Letter from the Director


It has been ten years since we launched MIT Sloan’s first class on sustainability. Since then, we have been proud to see a surge in the visibility, engagement, and impact of our work across the Institute and beyond.

This year was particularly momentous for the sustainability field because of COP21, the UN climate negotiations, which shined a spotlight on the urgency of our endeavor. Our own Professor John Sterman was in Paris for the conference. Many of you have read his incisive analysis of the landmark accord that commits nearly every nation to reducing greenhouse gas emissions to help mitigate the most severe effects of climate change. In the Huffington Post, he wrote, “Let us praise the real progress made while we loudly and clearly tell our leaders that goals are not actions, pledges are merely promises, and time is running out.” Back in Cambridge, we ran a social media campaign, #OurAccord, to share insights and personal commitments related the agreement, which generated more than 14,000 impressions.

Sterman helped shape the public dialogue on climate change in other ways, too. For instance, his work with Climate Interactive, an MIT Sloan spin-out organization, showed that the collective pledges by countries before the Paris talks would lower the warming of the planet at century’s end to about 3.5 degrees celsius. A front page story in the New York Times called it, “a sign that 20 years of disappointing negotiations may be giving way to an era when countries start to move the needle on the projected global temperature.” In addition, we saw a significant increase in the use of the World Climate Game, an interactive, role-play simulation that allows participants to explore the risks of climate change and the challenges of negotiating international agreements to reduce carbon emissions.  

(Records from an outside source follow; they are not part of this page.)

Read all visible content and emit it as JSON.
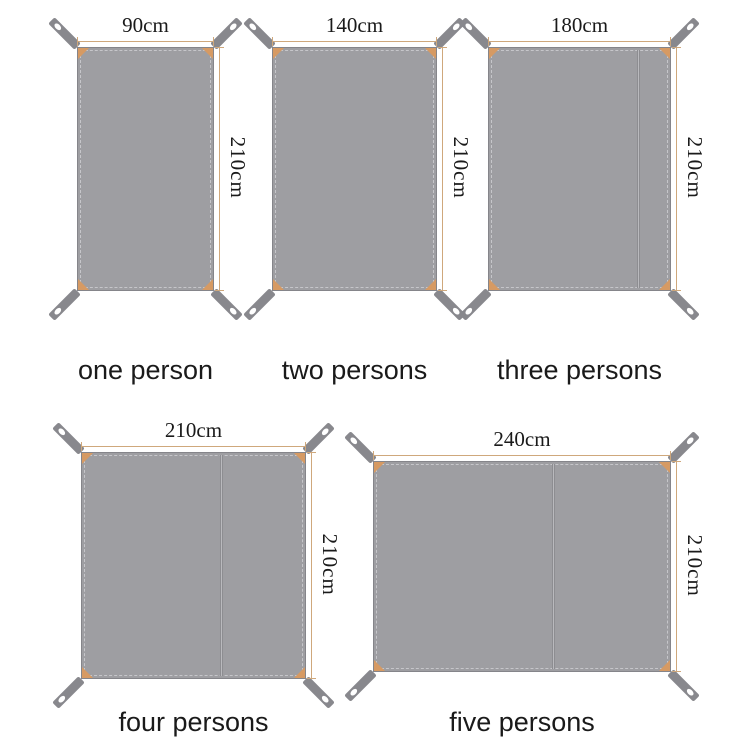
{
  "palette": {
    "tarp_fill": "#9e9ea2",
    "tarp_border": "#85858a",
    "stitch": "#c6c6ca",
    "seam": "#8d8d91",
    "strap": "#88888d",
    "grommet": "#ffffff",
    "corner_patch": "#d69a63",
    "dimension_line": "#cfa87c",
    "text": "#1a1a1a"
  },
  "diagram": {
    "description": "Tent ground sheet size comparison, five sizes",
    "items": [
      {
        "label": "one person",
        "width_label": "90cm",
        "height_label": "210cm",
        "width_cm": 90,
        "height_cm": 210,
        "panel_seam": false
      },
      {
        "label": "two persons",
        "width_label": "140cm",
        "height_label": "210cm",
        "width_cm": 140,
        "height_cm": 210,
        "panel_seam": false
      },
      {
        "label": "three persons",
        "width_label": "180cm",
        "height_label": "210cm",
        "width_cm": 180,
        "height_cm": 210,
        "panel_seam": true
      },
      {
        "label": "four persons",
        "width_label": "210cm",
        "height_label": "210cm",
        "width_cm": 210,
        "height_cm": 210,
        "panel_seam": true
      },
      {
        "label": "five persons",
        "width_label": "240cm",
        "height_label": "210cm",
        "width_cm": 240,
        "height_cm": 210,
        "panel_seam": true
      }
    ]
  }
}
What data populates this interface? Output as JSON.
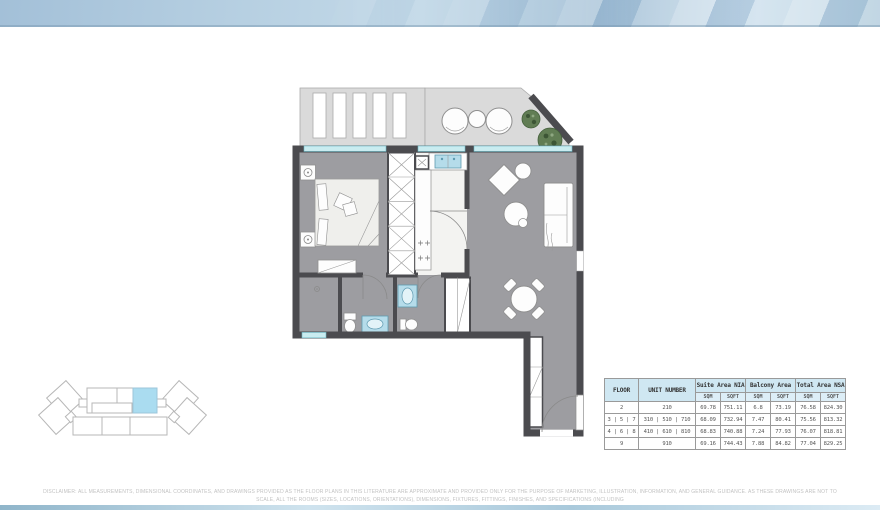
{
  "colors": {
    "wall": "#4b4b4f",
    "floor": "#9d9da1",
    "kitchen_floor": "#f3f3f1",
    "terrace": "#dadada",
    "window": "#c9ecf0",
    "window_edge": "#6ebac6",
    "fixture": "#b5dcea",
    "furniture": "#fdfdfd",
    "outline": "#8f8f8f",
    "plant": "#617d54",
    "table_header_bg": "#cfe7f2",
    "table_subheader_bg": "#ddeef7",
    "table_border": "#9a9a9a",
    "keyplan_line": "#b7b7b7",
    "keyplan_highlight": "#aadcf0"
  },
  "table": {
    "headers": {
      "floor": "FLOOR",
      "unit": "UNIT NUMBER",
      "suite": "Suite Area NIA",
      "balcony": "Balcony Area",
      "total": "Total Area NSA",
      "sqm": "SQM",
      "sqft": "SQFT"
    },
    "rows": [
      {
        "floor": "2",
        "unit": "210",
        "suite_sqm": "69.78",
        "suite_sqft": "751.11",
        "balcony_sqm": "6.8",
        "balcony_sqft": "73.19",
        "total_sqm": "76.58",
        "total_sqft": "824.30"
      },
      {
        "floor": "3 | 5 | 7",
        "unit": "310 | 510 | 710",
        "suite_sqm": "68.09",
        "suite_sqft": "732.94",
        "balcony_sqm": "7.47",
        "balcony_sqft": "80.41",
        "total_sqm": "75.56",
        "total_sqft": "813.32"
      },
      {
        "floor": "4 | 6 | 8",
        "unit": "410 | 610 | 810",
        "suite_sqm": "68.83",
        "suite_sqft": "740.88",
        "balcony_sqm": "7.24",
        "balcony_sqft": "77.93",
        "total_sqm": "76.07",
        "total_sqft": "818.81"
      },
      {
        "floor": "9",
        "unit": "910",
        "suite_sqm": "69.16",
        "suite_sqft": "744.43",
        "balcony_sqm": "7.88",
        "balcony_sqft": "84.82",
        "total_sqm": "77.04",
        "total_sqft": "829.25"
      }
    ]
  },
  "disclaimer": {
    "line1": "DISCLAIMER: ALL MEASUREMENTS, DIMENSIONAL COORDINATES, AND DRAWINGS PROVIDED AS THE FLOOR PLANS IN THIS LITERATURE ARE APPROXIMATE AND PROVIDED ONLY FOR THE PURPOSE OF MARKETING, ILLUSTRATION, INFORMATION, AND GENERAL GUIDANCE. AS THESE DRAWINGS ARE NOT TO SCALE, ALL THE ROOMS (SIZES, LOCATIONS, ORIENTATIONS), DIMENSIONS, FIXTURES, FITTINGS, FINISHES, AND SPECIFICATIONS (INCLUDING",
    "line2": "MATERIALS) ARE SUBJECT TO CHANGE WITHOUT NOTICE AND MAY VARY FROM THE FINAL CONSTRUCTED UNIT. PURCHASERS ARE ADVISED TO VERIFY ALL DETAILS AND SPECIFICATIONS WITH THE DEVELOPER PRIOR TO PURCHASE."
  }
}
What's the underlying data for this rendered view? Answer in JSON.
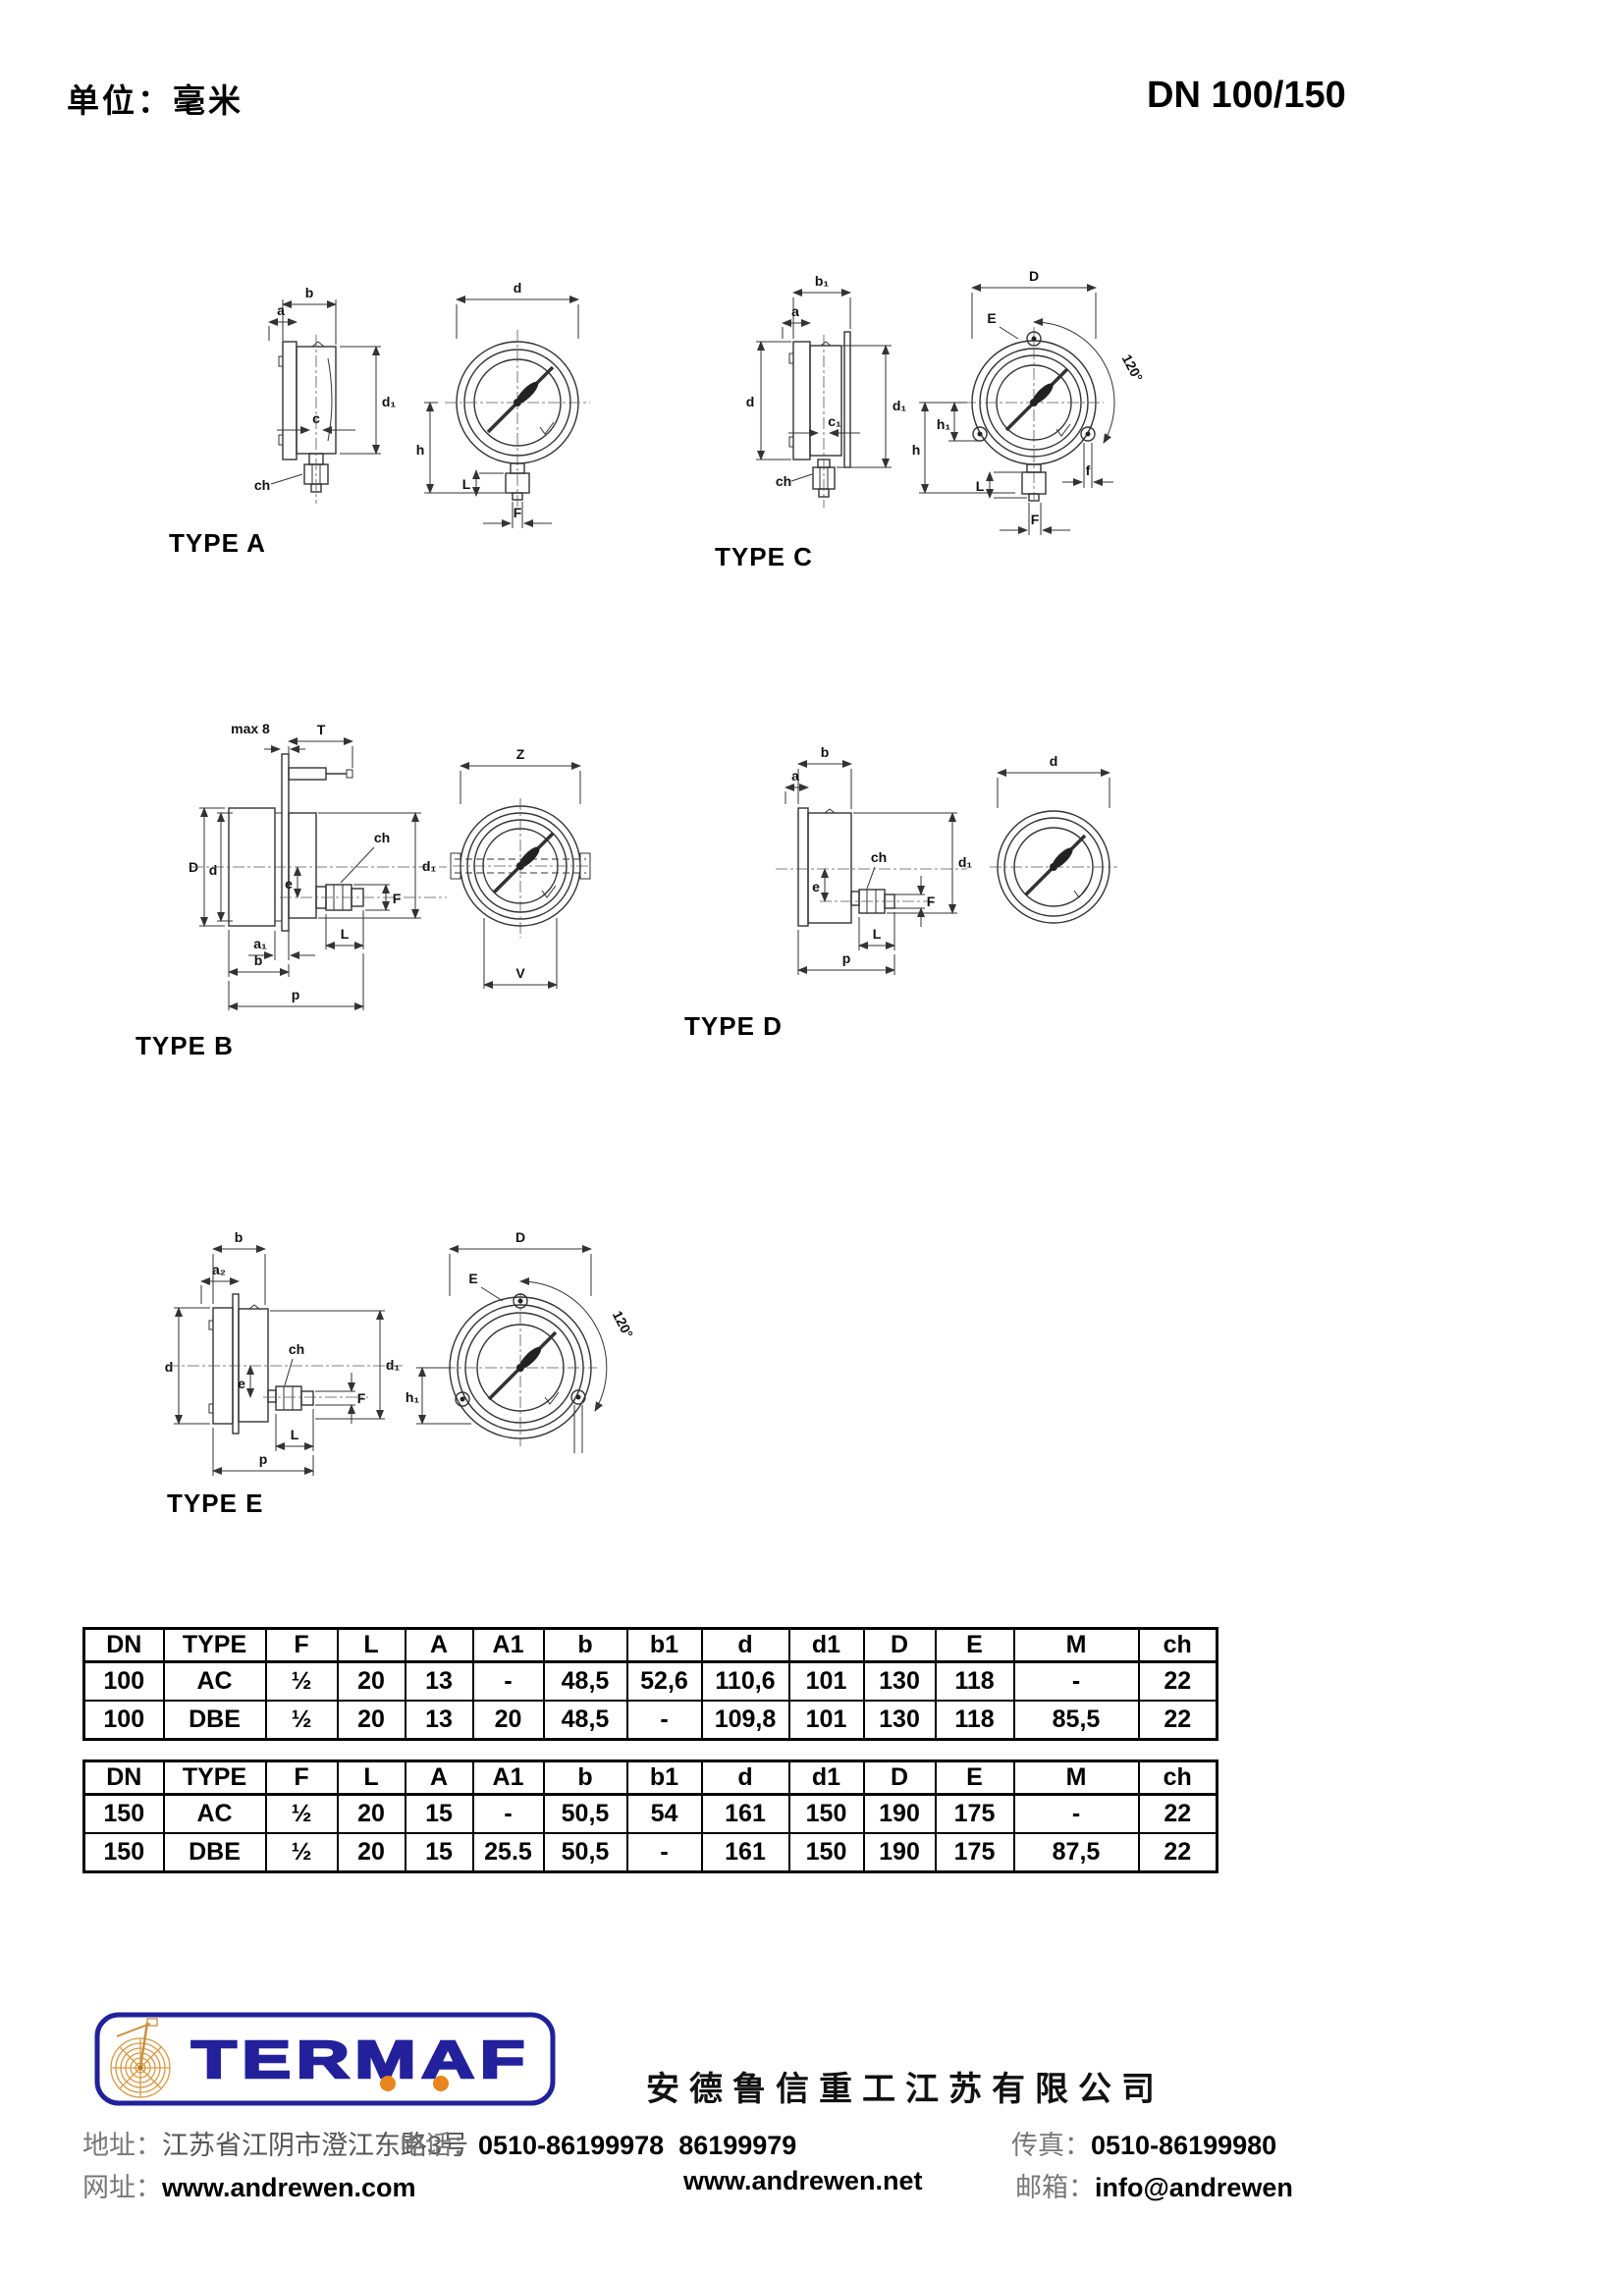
{
  "page": {
    "unit_label": "单位：毫米",
    "dn_label": "DN 100/150"
  },
  "drawings": {
    "type_a": {
      "caption": "TYPE A",
      "labels": {
        "b": "b",
        "a": "a",
        "c": "c",
        "d1": "d₁",
        "ch": "ch",
        "d": "d",
        "h": "h",
        "L": "L",
        "F": "F"
      }
    },
    "type_c": {
      "caption": "TYPE C",
      "labels": {
        "b1": "b₁",
        "a": "a",
        "d": "d",
        "c1": "c₁",
        "d1": "d₁",
        "ch": "ch",
        "D": "D",
        "E": "E",
        "angle": "120°",
        "h": "h",
        "h1": "h₁",
        "L": "L",
        "F": "F",
        "f": "f"
      }
    },
    "type_b": {
      "caption": "TYPE B",
      "labels": {
        "max8": "max 8",
        "T": "T",
        "D": "D",
        "d": "d",
        "ch": "ch",
        "d1": "d₁",
        "e": "e",
        "F": "F",
        "a1": "a₁",
        "L": "L",
        "b": "b",
        "p": "p",
        "Z": "Z",
        "V": "V"
      }
    },
    "type_d": {
      "caption": "TYPE D",
      "labels": {
        "b": "b",
        "a": "a",
        "ch": "ch",
        "e": "e",
        "F": "F",
        "d1": "d₁",
        "L": "L",
        "p": "p",
        "d": "d"
      }
    },
    "type_e": {
      "caption": "TYPE E",
      "labels": {
        "b": "b",
        "a2": "a₂",
        "d": "d",
        "ch": "ch",
        "e": "e",
        "F": "F",
        "d1": "d₁",
        "L": "L",
        "p": "p",
        "D": "D",
        "E": "E",
        "angle": "120°",
        "h1": "h₁"
      }
    }
  },
  "tables": [
    {
      "columns": [
        "DN",
        "TYPE",
        "F",
        "L",
        "A",
        "A1",
        "b",
        "b1",
        "d",
        "d1",
        "D",
        "E",
        "M",
        "ch"
      ],
      "rows": [
        [
          "100",
          "AC",
          "½",
          "20",
          "13",
          "-",
          "48,5",
          "52,6",
          "110,6",
          "101",
          "130",
          "118",
          "-",
          "22"
        ],
        [
          "100",
          "DBE",
          "½",
          "20",
          "13",
          "20",
          "48,5",
          "-",
          "109,8",
          "101",
          "130",
          "118",
          "85,5",
          "22"
        ]
      ]
    },
    {
      "columns": [
        "DN",
        "TYPE",
        "F",
        "L",
        "A",
        "A1",
        "b",
        "b1",
        "d",
        "d1",
        "D",
        "E",
        "M",
        "ch"
      ],
      "rows": [
        [
          "150",
          "AC",
          "½",
          "20",
          "15",
          "-",
          "50,5",
          "54",
          "161",
          "150",
          "190",
          "175",
          "-",
          "22"
        ],
        [
          "150",
          "DBE",
          "½",
          "20",
          "15",
          "25.5",
          "50,5",
          "-",
          "161",
          "150",
          "190",
          "175",
          "87,5",
          "22"
        ]
      ]
    }
  ],
  "footer": {
    "logo_text": "TERMAF",
    "company": "安德鲁信重工江苏有限公司",
    "address_label": "地址：",
    "address": "江苏省江阴市澄江东路3号",
    "phone_label": "电话：",
    "phone": "0510-86199978  86199979",
    "fax_label": "传真：",
    "fax": "0510-86199980",
    "web_label": "网址：",
    "web1": "www.andrewen.com",
    "web2": "www.andrewen.net",
    "email_label": "邮箱：",
    "email": "info@andrewen",
    "colors": {
      "navy": "#22219b",
      "orange": "#e8861d"
    }
  }
}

This intensified interest in climate policy and sustainability is reflected here at MIT Sloan. This year, a record number of students completed the Sustainability Certificate program. Roughly one-third of graduating MIT Sloan students have taken three or more sustainability classes. The marquee-level addition of the Sustainability Certificate within MIT’s Environmental Solutions Initiative helped raise our profile. Today, we see on the horizon a time when MIT Sloan will be the #1 destination for people who want to be leaders in sustainable business.

This was also the year of Sustainability-Oriented Innovation. We started an SOI blog series on MIT Sloan Management Review’s website that analyzed ways to accelerate the move toward sustainability for the next generation of companies and products. We launched a new course focusing on SOI and entrepreneurship, where students advanced new offerings and enterprises to solve social problems. SOI was the theme of MIT’s annual Sustainability Summit. This year, we also created a new tool to help entrepreneurs incorporate sustainability into their business models using MIT Sloan’s Disciplined Entrepreneurship approach.

Our alumni and corporate network is strong and growing every day. In house, we refer to this as “the long green line”—the growing network of people and organizations that connect with MIT Sloan. We are united by a concern for the future of society and the planet and an abiding belief in the intellectual and spiritual potential of people to overcome the challenges we face.

As the Sustainability Initiative enters its next decade, I want to take a moment to express my personal gratitude. Ten years ago, I was a doctoral student here at MIT. I have vivid memories of sitting in E51 listening to Professor Sterman give a passionate, masterful lecture about the exceedingly complex challenges of sustainability. I remember collaborating with Peter Senge and Wanda Orlikowski on the launch of the L-Lab class. These faculty were my heroes then, and today, I am lucky to call them my colleagues.
I am also grateful for all of you. Each day I come to work inspired by your creativity and generosity. Together, we can create a future where business is a force for sustainable, inclusive prosperity in the world.